Giù la maschera , fascisti in doppiopetto !
Negli anni ’70, nella pienezza dei movimenti di partecipazione democratica per la trasformazione egualitaria della società, i fascisti La Russa e Gasparri erano dalla parte della strategia della tensione che auspicava un regime autoritario a suon di bombe , stragi e complotti.
La mia generazione ha speso la propria gioventù per salvare l’Italia dal golpismo e stragismo : le contrade e le città italiane sono piene di lapidi che ricordano il sacrificio di centinaia di nostri coetanei , i “ nuovi partigiani”.
Così come ha combattuto nei luoghi di lavoro e nel paese per conquistare la dignità del lavoro e un parziale stato sociale , negato da potenti corporazioni e dal padronato.
E allo stesso tempo per scrollarci di dosso il soverchiante fardello di istituzioni,ordinamenti e uomini del ventennio fascista.
Nel mentre che i fascisti La Russa e Gasparri erano parte di quel MSI sedizioso e squadrista al servizio della borghesia e che tanti lutti ha procurato tra i lavoratori, gli studenti, gli antifascisti.

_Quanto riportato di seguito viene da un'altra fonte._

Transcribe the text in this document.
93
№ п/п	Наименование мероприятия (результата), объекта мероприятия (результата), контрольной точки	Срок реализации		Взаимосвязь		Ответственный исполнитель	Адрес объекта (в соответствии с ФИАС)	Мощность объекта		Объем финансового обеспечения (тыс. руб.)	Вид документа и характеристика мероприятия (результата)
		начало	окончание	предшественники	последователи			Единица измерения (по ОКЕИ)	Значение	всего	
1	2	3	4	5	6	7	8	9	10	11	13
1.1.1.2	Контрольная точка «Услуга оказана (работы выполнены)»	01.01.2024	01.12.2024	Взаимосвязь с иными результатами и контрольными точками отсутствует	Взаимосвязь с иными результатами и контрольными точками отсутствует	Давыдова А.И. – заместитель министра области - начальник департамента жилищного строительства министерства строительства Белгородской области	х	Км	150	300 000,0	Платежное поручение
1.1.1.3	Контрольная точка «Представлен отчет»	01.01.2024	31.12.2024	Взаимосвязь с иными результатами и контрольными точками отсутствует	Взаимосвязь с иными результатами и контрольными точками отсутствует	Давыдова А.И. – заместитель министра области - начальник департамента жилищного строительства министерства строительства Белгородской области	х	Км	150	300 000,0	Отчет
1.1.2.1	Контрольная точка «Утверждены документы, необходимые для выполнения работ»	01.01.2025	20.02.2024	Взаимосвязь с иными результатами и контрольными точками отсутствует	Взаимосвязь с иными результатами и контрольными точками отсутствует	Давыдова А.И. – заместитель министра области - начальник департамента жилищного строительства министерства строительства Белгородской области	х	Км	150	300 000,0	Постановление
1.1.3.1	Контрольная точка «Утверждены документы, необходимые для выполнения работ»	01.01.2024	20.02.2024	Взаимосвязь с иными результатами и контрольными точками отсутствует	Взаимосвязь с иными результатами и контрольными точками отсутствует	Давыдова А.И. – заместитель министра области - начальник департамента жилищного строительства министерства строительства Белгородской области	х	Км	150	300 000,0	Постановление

L’indulgenza togliattiana e democratica Costituzione hanno permesso a questi scherani di autoalimentarsi e di fare ulteriori malefatte, ma il disprezzante giudizio storico su di loro – sul loro focoso reiterare l’appartenenza fascista – è un sentimento comune degli italiani : è scritto nelle migliaia di epigrafi che ricordano l’olocausto partigiano e le vittime delle decine di stragi impunite.
Solo il troiaio berlusconiano – la perdita di senso e valori della democrazia costituzionale repubblicana – permette a costoro di occupare posti altezzosi e di sputare quotidiane-bavose-provocatorie sentenze.

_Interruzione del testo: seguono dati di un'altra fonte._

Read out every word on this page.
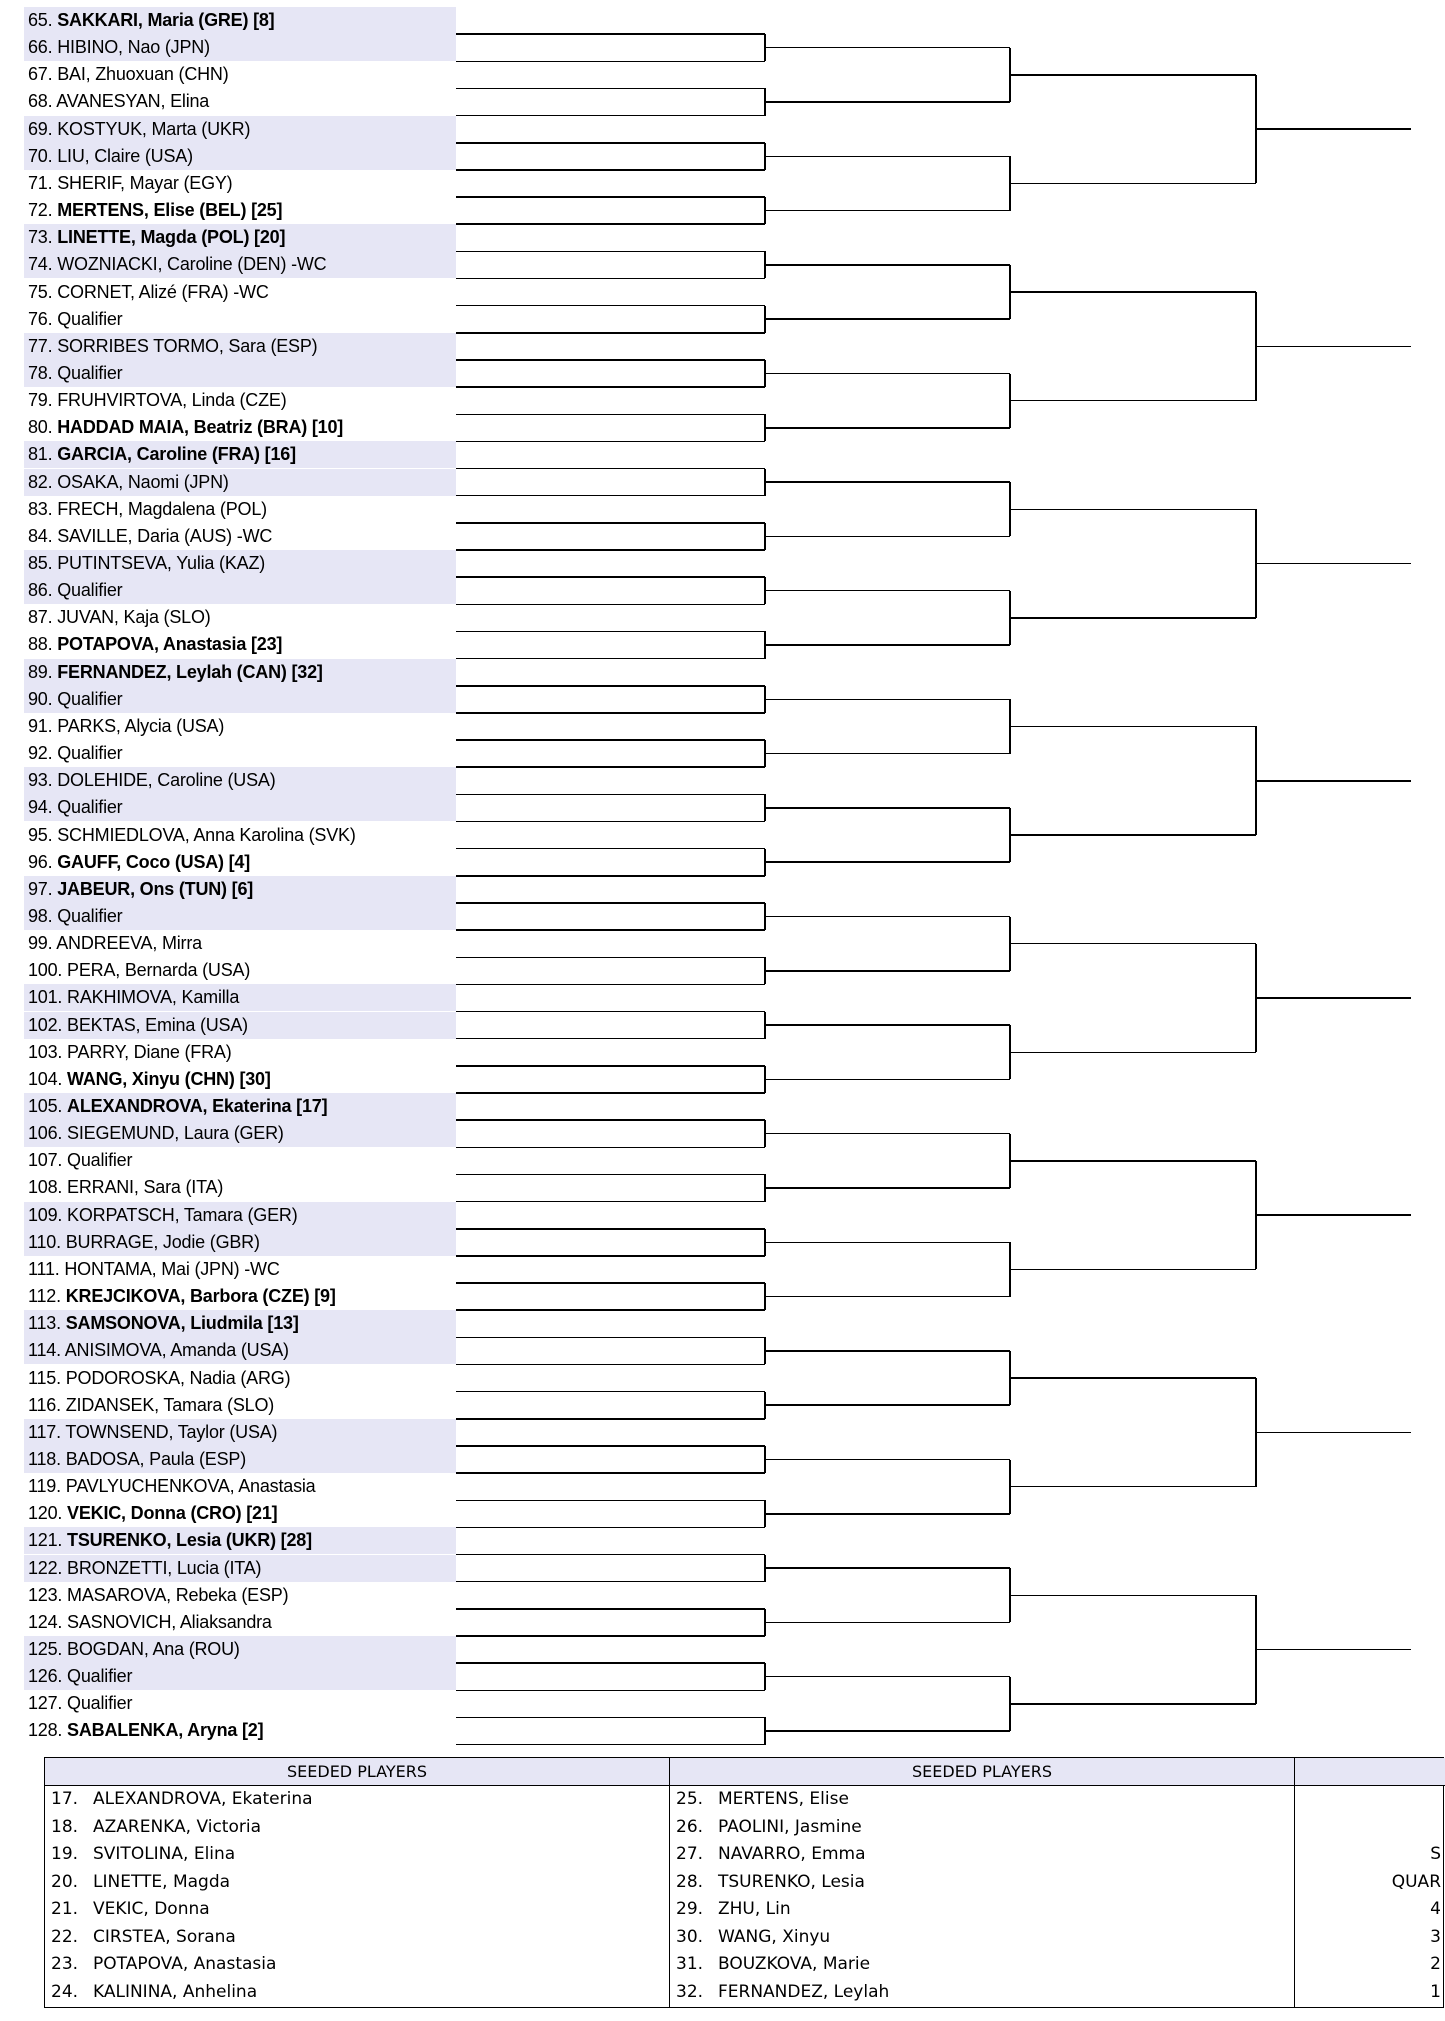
65. SAKKARI, Maria (GRE) [8]
66. HIBINO, Nao (JPN)
67. BAI, Zhuoxuan (CHN)
68. AVANESYAN, Elina
69. KOSTYUK, Marta (UKR)
70. LIU, Claire (USA)
71. SHERIF, Mayar (EGY)
72. MERTENS, Elise (BEL) [25]
73. LINETTE, Magda (POL) [20]
74. WOZNIACKI, Caroline (DEN) -WC
75. CORNET, Alizé (FRA) -WC
76. Qualifier
77. SORRIBES TORMO, Sara (ESP)
78. Qualifier
79. FRUHVIRTOVA, Linda (CZE)
80. HADDAD MAIA, Beatriz (BRA) [10]
81. GARCIA, Caroline (FRA) [16]
82. OSAKA, Naomi (JPN)
83. FRECH, Magdalena (POL)
84. SAVILLE, Daria (AUS) -WC
85. PUTINTSEVA, Yulia (KAZ)
86. Qualifier
87. JUVAN, Kaja (SLO)
88. POTAPOVA, Anastasia [23]
89. FERNANDEZ, Leylah (CAN) [32]
90. Qualifier
91. PARKS, Alycia (USA)
92. Qualifier
93. DOLEHIDE, Caroline (USA)
94. Qualifier
95. SCHMIEDLOVA, Anna Karolina (SVK)
96. GAUFF, Coco (USA) [4]
97. JABEUR, Ons (TUN) [6]
98. Qualifier
99. ANDREEVA, Mirra
100. PERA, Bernarda (USA)
101. RAKHIMOVA, Kamilla
102. BEKTAS, Emina (USA)
103. PARRY, Diane (FRA)
104. WANG, Xinyu (CHN) [30]
105. ALEXANDROVA, Ekaterina [17]
106. SIEGEMUND, Laura (GER)
107. Qualifier
108. ERRANI, Sara (ITA)
109. KORPATSCH, Tamara (GER)
110. BURRAGE, Jodie (GBR)
111. HONTAMA, Mai (JPN) -WC
112. KREJCIKOVA, Barbora (CZE) [9]
113. SAMSONOVA, Liudmila [13]
114. ANISIMOVA, Amanda (USA)
115. PODOROSKA, Nadia (ARG)
116. ZIDANSEK, Tamara (SLO)
117. TOWNSEND, Taylor (USA)
118. BADOSA, Paula (ESP)
119. PAVLYUCHENKOVA, Anastasia
120. VEKIC, Donna (CRO) [21]
121. TSURENKO, Lesia (UKR) [28]
122. BRONZETTI, Lucia (ITA)
123. MASAROVA, Rebeka (ESP)
124. SASNOVICH, Aliaksandra
125. BOGDAN, Ana (ROU)
126. Qualifier
127. Qualifier
128. SABALENKA, Aryna [2]
SEEDED PLAYERS
17. ALEXANDROVA, Ekaterina
18. AZARENKA, Victoria
19. SVITOLINA, Elina
20. LINETTE, Magda
21. VEKIC, Donna
22. CIRSTEA, Sorana
23. POTAPOVA, Anastasia
24. KALININA, Anhelina
SEEDED PLAYERS
25. MERTENS, Elise
26. PAOLINI, Jasmine
27. NAVARRO, Emma
28. TSURENKO, Lesia
29. ZHU, Lin
30. WANG, Xinyu
31. BOUZKOVA, Marie
32. FERNANDEZ, Leylah
S
QUAR
4
3
2
1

La storia non è finita ! Non moriremo Berlusconiani !!
Non è detto che costoro non tornino nei luoghi di origine, le fogne !
I Gasparri,Alemanno,Storace, si portano ancora appresso l’incubo dei calci in culo presi ripetutamente negli anni ’70 dagli antifascisti autonomi di “ via dei Volsci”. Il Presidente della Corte Costituzionale dell’epoca, Giuseppe Branca , ebbe modo di ringraziare pubblicamente gli autonomi, per l’operazione di nettezza urbana esercitata a Roma nei confronti del rigurgito dei rifiuti fascisti.
Sono orgoglioso di mio figlio Mario : equilibrato,serio,responsabile, già uomo europeo e lungimirante, nonostante il fosco avvenire che si prospetta per la sua generazione.
Mario è stato educato alla tolleranza e la rispetto soprattutto dei più deboli, alla solidarietà e alla partecipazione sociale. Il 14/12 era a manifestare , consapevole di quali e quante sfide sono addossate alla “ generazione precaria “ .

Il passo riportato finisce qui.